US’s Blinken meets Ivory Coast PM to discuss trade, security

The two leaders held bilateral talks on Monday and discussed the deteriorating security situation of the Sahel region.

Blinken with Ivory Coast PM Achi
US Secretary of State Antony Blinken, left, listens as he meets with Ivory Coast Prime Minister Patrick Achi at the State Department in Washington, DC [Elizabeth Frantz/AFP]

US Secretary of State Antony Blinken has welcomed Patrick Achi, prime minister of Ivory Coast, for bilateral talks on a number of trade and security issues at the US Department of State.

“We join Côte d’Ivoire in the worldwide condemnation of Russia’s invasion of Ukraine,” Blinken said in a tweet late Monday, after meeting the Ivorian leader.

 

According to the State Department, the US, which has supported the country with funding to tackle AIDS, donated more than 4.8 million doses of COVID-19 vaccine to Ivory Coast last year.

Also on the agenda was the $524.7m grant due to Ivory Coast under a programme of US agency Millennium Challenge Corporation (MCC). The grant is yet to be disbursed.

In addition, troops from both countries cooperate in numerous joint training exercises through the US Africa Command.

“We told them what the challenges and security issues we had were,” Achi said in a statement after meeting Blinken.

“And in the face of these security challenges, we ourselves have begun to strengthen the training of our soldiers”, he said. “We have also reinforced our equipment and above all, we have invested in basic social infrastructure as well…for the integration of young people to be able to improve the living conditions of the populations on the northern borders, to try to curb terrorism, which is threatening.”
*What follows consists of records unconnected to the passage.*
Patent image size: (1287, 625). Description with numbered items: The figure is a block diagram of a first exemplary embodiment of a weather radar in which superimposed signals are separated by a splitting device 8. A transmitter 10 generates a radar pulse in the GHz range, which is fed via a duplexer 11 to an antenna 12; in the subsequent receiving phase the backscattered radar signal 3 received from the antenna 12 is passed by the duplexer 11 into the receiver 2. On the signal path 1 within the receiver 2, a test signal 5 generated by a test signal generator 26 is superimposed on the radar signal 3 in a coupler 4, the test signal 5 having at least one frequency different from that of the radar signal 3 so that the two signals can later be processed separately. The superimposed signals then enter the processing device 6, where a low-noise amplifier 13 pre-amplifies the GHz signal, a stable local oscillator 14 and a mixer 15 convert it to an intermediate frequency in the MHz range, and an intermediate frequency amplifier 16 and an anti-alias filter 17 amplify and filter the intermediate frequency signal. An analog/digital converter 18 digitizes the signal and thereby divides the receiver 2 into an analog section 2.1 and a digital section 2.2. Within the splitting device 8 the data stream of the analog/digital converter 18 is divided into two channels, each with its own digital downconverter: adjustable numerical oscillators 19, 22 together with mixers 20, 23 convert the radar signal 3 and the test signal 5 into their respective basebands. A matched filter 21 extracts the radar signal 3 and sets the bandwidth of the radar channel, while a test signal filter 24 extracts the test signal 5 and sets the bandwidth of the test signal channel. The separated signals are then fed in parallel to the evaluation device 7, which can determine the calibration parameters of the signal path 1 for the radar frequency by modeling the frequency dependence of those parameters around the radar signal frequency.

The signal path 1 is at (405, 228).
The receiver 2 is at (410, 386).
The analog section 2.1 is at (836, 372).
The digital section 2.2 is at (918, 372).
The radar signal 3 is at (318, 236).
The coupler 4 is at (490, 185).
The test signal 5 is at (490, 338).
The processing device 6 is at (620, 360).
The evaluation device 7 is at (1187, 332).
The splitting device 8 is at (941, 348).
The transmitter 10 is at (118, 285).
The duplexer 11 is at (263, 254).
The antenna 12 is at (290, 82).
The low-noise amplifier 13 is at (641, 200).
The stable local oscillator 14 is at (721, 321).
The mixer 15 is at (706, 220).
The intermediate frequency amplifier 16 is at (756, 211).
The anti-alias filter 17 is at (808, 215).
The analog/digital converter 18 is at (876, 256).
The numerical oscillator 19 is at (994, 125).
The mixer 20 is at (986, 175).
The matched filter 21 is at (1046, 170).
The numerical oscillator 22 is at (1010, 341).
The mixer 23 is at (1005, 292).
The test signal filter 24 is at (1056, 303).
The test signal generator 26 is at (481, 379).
Last month, FLINTLOCK, the annual US-led military training programme for African forces was held in Ivory Coast. It came as parts of West Africa face the growing threat of armed groups’ attacks amid French forces’ withdrawal from Mali.

As violence spreads beyond the Sahel region, coastal countries such as Benin and Ivory Coast, relatively unscathed by the security crisis affecting their northern neighbours, are increasingly experiencing attacks.